After the death of a little girl in Rochester, many have called for changes to our Child Protective Services Offices. County leaders say they're already hiring more caseworkers and making those changes. While we know of the tragic failures of the system when a child dies, workers tell us there are the many behind-the scenes successes. Cristina Domingues has more with the final piece in our series CPS Overworked?
ROCHESTER, N.Y. -- Family is a word means a lot to 13-year-old Queenasia Vanzie.
When she was just 2 years old, CPS removed Queenasia from her biological mother's home, for reasons not shared.
She lived in several foster homes, until about two years ago when it all changed.
"They called me up and told me a little about her," said Patricia Vanzie. "Then she was going to do weekends with me while she was in another placement.

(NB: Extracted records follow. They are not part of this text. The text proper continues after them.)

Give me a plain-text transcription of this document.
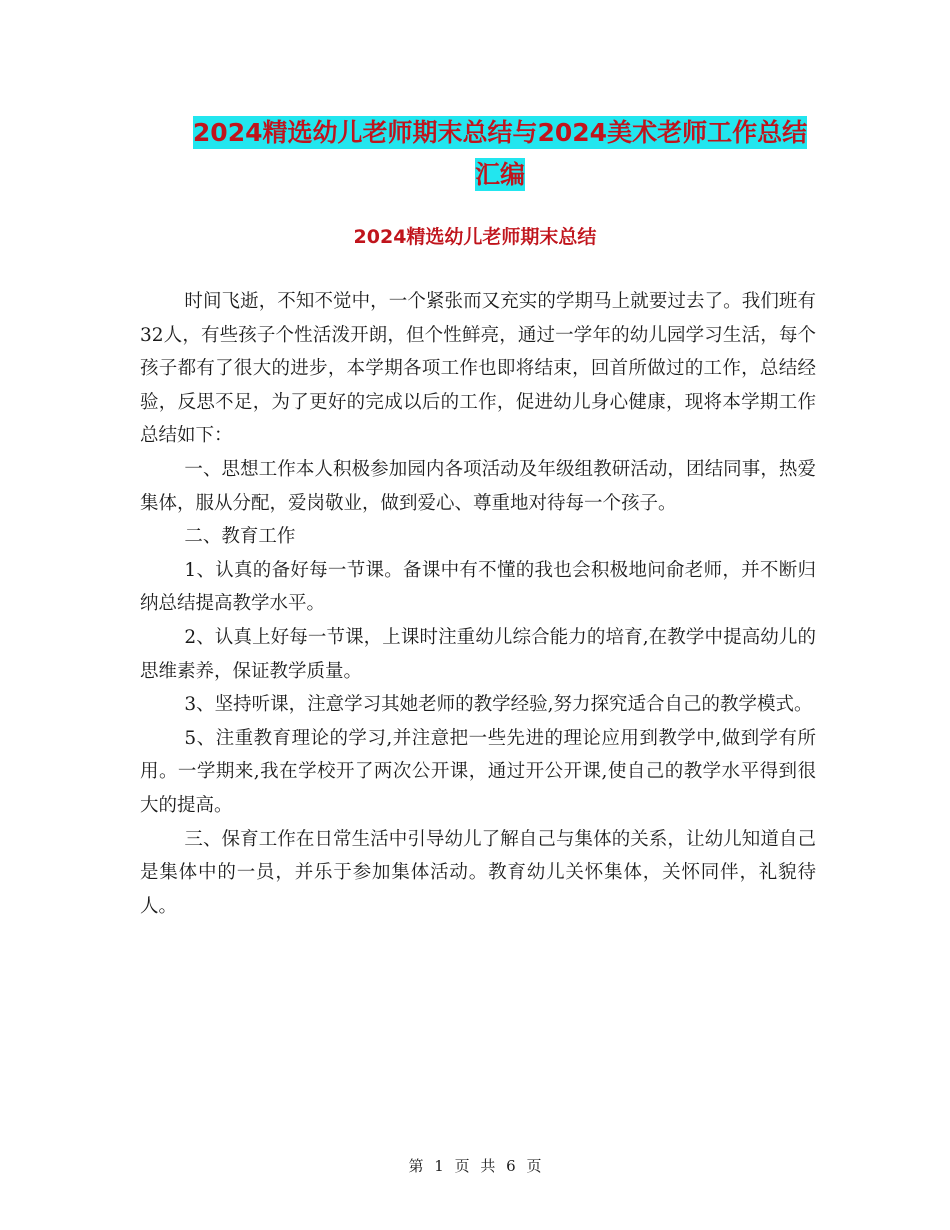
2024精选幼儿老师期末总结与2024美术老师工作总结
汇编
2024精选幼儿老师期末总结

时间飞逝，不知不觉中，一个紧张而又充实的学期马上就要过去了。我们班有32人，有些孩子个性活泼开朗，但个性鲜亮，通过一学年的幼儿园学习生活，每个孩子都有了很大的进步，本学期各项工作也即将结束，回首所做过的工作，总结经验，反思不足，为了更好的完成以后的工作，促进幼儿身心健康，现将本学期工作总结如下：

一、思想工作本人积极参加园内各项活动及年级组教研活动，团结同事，热爱集体，服从分配，爱岗敬业，做到爱心、尊重地对待每一个孩子。

二、教育工作

1、认真的备好每一节课。备课中有不懂的我也会积极地问俞老师，并不断归纳总结提高教学水平。

2、认真上好每一节课，上课时注重幼儿综合能力的培育,在教学中提高幼儿的思维素养，保证教学质量。

3、坚持听课，注意学习其她老师的教学经验,努力探究适合自己的教学模式。

5、注重教育理论的学习,并注意把一些先进的理论应用到教学中,做到学有所用。一学期来,我在学校开了两次公开课，通过开公开课,使自己的教学水平得到很大的提高。

三、保育工作在日常生活中引导幼儿了解自己与集体的关系，让幼儿知道自己是集体中的一员，并乐于参加集体活动。教育幼儿关怀集体，关怀同伴，礼貌待人。

第 1 页 共 6 页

And I get to know her and she get to know me."
Patricia's five biological children are grown and already out of the house. A few years ago, she decided to become a foster mom. She's taken 10 children in, most stayed only a few months, but Queenasia was different.
"One day after she was staying with us permanent and I ask her what she would like mostly and she said a Mom," Patricia said.
Patricia and her husband thought about it, and in November, they adopted Queenasia who officially became a Vanzie. At last, she had a family.
Rhonda Walker is the Hillside social worker who helps families like the Vanzies get any outside help they might need. The goal is to keep the family together. She says it was Queenasia's county workers who helped make this family connection.
"Her county worker knew, was aware that this was something she wanted and they worked with not only myself, but also with the home to make this happen," Rhonda said.
Patricia said if she had more space in her modest city home, she'd take more children. She knows most will stay only a little while.
"I think everybody needs a second chance if their parents do what they're supposed to do," Patricia said. "Because [I] don't care how much love I show them, it's not the same as a parents' love."
Rhonda believes with help, parents can change. She says the Rochester community is rich with resources like Hillside that can help; help to give every innocent child with hopes and dreams, a chance at a family, and a safe, happy and healthy childhood.
"They are little kids who are eager that are looking for that love, that affection, that attention, that mommy, that daddy," Rhonda said. "When they have that hope, you can see a difference in that smile."